Let $\mathbb A$ be one of the standard number systems $\N, \Z, \Q, \R, \C$.

Let $a, b$ be integers.

Let $\closedint a b$ denote the integer interval between $a$ and $b$.

Let $f: \closedint a b \to \mathbb A$ be a mapping.

Let $\lambda \in \mathbb A$.

Let $g = \lambda \cdot f$ be the product of $f$ with $\lambda$.

Then we have the equality of indexed summations:

- $\ds \sum_{i \mathop = a}^b \map g i = \lambda \cdot \sum_{i \mathop = a}^b \map f i$

## Proof

The proof goes by induction on $b$.

### Basis for the Induction

Let $b < a$.

Then all indexed summations are zero.

Because $0 = \lambda \cdot 0$, the result follows.

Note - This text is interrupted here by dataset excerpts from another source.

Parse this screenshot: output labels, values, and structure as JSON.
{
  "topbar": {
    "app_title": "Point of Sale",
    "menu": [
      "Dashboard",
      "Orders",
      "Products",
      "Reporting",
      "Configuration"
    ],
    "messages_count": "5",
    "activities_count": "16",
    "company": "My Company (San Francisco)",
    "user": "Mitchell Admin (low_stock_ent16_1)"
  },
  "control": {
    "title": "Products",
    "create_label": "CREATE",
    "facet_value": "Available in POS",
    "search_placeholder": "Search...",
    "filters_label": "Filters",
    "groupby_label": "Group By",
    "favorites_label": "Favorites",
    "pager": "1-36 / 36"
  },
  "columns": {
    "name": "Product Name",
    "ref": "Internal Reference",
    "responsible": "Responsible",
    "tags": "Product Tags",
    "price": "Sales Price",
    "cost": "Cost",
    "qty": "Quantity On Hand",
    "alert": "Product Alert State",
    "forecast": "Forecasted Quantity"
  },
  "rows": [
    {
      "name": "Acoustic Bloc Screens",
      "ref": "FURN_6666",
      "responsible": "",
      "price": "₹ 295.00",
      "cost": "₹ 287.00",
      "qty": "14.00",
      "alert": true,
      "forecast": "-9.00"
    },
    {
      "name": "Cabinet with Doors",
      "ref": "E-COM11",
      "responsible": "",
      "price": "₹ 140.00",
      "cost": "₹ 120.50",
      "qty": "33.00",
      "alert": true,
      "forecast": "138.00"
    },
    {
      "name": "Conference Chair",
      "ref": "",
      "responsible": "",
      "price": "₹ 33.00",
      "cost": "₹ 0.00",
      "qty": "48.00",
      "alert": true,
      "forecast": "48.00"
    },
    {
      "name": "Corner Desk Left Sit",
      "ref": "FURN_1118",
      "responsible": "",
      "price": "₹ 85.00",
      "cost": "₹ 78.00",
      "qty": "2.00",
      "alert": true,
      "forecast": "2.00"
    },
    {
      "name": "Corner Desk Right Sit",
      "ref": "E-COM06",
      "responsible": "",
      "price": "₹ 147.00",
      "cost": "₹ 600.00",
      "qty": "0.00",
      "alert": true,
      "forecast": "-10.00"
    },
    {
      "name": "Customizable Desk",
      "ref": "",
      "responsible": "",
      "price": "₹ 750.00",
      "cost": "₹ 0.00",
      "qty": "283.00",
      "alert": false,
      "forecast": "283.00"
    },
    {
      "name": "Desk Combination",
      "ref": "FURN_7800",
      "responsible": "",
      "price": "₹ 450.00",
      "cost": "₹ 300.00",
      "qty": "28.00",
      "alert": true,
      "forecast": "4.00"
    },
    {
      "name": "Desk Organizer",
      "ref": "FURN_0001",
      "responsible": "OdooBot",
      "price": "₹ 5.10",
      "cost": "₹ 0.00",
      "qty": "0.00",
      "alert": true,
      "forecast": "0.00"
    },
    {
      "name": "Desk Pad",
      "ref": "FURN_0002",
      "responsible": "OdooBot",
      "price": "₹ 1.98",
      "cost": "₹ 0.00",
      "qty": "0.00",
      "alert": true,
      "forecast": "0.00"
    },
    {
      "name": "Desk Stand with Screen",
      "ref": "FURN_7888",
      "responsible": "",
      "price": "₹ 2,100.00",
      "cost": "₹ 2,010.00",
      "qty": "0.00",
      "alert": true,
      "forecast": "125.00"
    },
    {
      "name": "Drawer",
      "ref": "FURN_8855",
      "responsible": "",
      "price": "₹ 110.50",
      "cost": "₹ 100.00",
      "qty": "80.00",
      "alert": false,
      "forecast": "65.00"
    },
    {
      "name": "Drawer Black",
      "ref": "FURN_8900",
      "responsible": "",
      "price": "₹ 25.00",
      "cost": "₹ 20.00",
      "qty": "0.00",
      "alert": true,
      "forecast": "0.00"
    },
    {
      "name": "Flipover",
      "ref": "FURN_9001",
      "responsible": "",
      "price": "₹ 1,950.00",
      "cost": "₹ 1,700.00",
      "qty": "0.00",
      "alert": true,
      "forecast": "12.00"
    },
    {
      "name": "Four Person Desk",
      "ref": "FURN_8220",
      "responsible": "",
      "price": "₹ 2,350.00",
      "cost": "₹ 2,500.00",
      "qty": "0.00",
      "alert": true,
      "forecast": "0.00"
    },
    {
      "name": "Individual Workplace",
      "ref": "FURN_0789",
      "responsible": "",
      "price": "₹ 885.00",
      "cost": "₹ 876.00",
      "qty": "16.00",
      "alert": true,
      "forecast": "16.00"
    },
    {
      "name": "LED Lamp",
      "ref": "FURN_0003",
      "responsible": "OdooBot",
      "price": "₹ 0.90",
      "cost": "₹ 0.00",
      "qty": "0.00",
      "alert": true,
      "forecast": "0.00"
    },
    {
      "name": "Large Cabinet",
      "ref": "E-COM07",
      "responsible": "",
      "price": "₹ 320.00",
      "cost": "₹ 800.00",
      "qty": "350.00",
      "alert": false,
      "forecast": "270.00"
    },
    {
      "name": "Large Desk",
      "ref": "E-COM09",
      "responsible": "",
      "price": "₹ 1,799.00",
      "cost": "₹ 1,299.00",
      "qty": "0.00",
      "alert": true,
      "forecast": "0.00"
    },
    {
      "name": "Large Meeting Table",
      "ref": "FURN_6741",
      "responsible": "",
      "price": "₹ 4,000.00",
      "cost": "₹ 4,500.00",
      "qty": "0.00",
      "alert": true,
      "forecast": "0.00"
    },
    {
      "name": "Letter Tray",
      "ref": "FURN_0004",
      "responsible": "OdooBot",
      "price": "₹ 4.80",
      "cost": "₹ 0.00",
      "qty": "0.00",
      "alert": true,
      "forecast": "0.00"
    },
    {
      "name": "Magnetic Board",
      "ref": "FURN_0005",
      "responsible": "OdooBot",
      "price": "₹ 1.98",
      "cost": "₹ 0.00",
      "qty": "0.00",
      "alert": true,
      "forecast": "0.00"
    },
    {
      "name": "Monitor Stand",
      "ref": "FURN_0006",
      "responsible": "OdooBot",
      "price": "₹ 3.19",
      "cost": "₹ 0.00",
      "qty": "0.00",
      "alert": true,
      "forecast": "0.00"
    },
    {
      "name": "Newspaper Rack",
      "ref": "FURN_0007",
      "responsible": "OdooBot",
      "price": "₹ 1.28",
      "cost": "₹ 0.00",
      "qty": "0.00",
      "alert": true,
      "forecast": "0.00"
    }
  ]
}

This is our basis for the induction.

### Induction Step

Let $b \geq a$.

We have:

\(\ds \sum_{i \mathop = a}^b \map g i\) | \(=\) | \(\ds \sum_{i \mathop = a}^{b - 1} \map g i + \map g b\) | Definition of Indexed Summation | |||||||||||

\(\ds \) | \(=\) | \(\ds \sum_{i \mathop = a}^{b - 1} \map g i + \lambda \cdot \map f b\) | Definition of Product of Mapping with Scalar | |||||||||||

\(\ds \) | \(=\) | \(\ds \lambda \cdot \sum_{i \mathop = a}^{b - 1} \map f i + \lambda \cdot \map fb\) | Induction Hypothesis | |||||||||||

\(\ds \) | \(=\) | \(\ds \lambda \cdot \paren {\sum_{i \mathop = a}^{b - 1} \map f i + \map f b}\) | Distributive Property | |||||||||||

\(\ds \) | \(=\) | \(\ds \lambda \cdot \sum_{i \mathop = a}^b \map f i\) | Definition of Indexed Summation |

By the Principle of Mathematical Induction, the proof is complete.

$\blacksquare$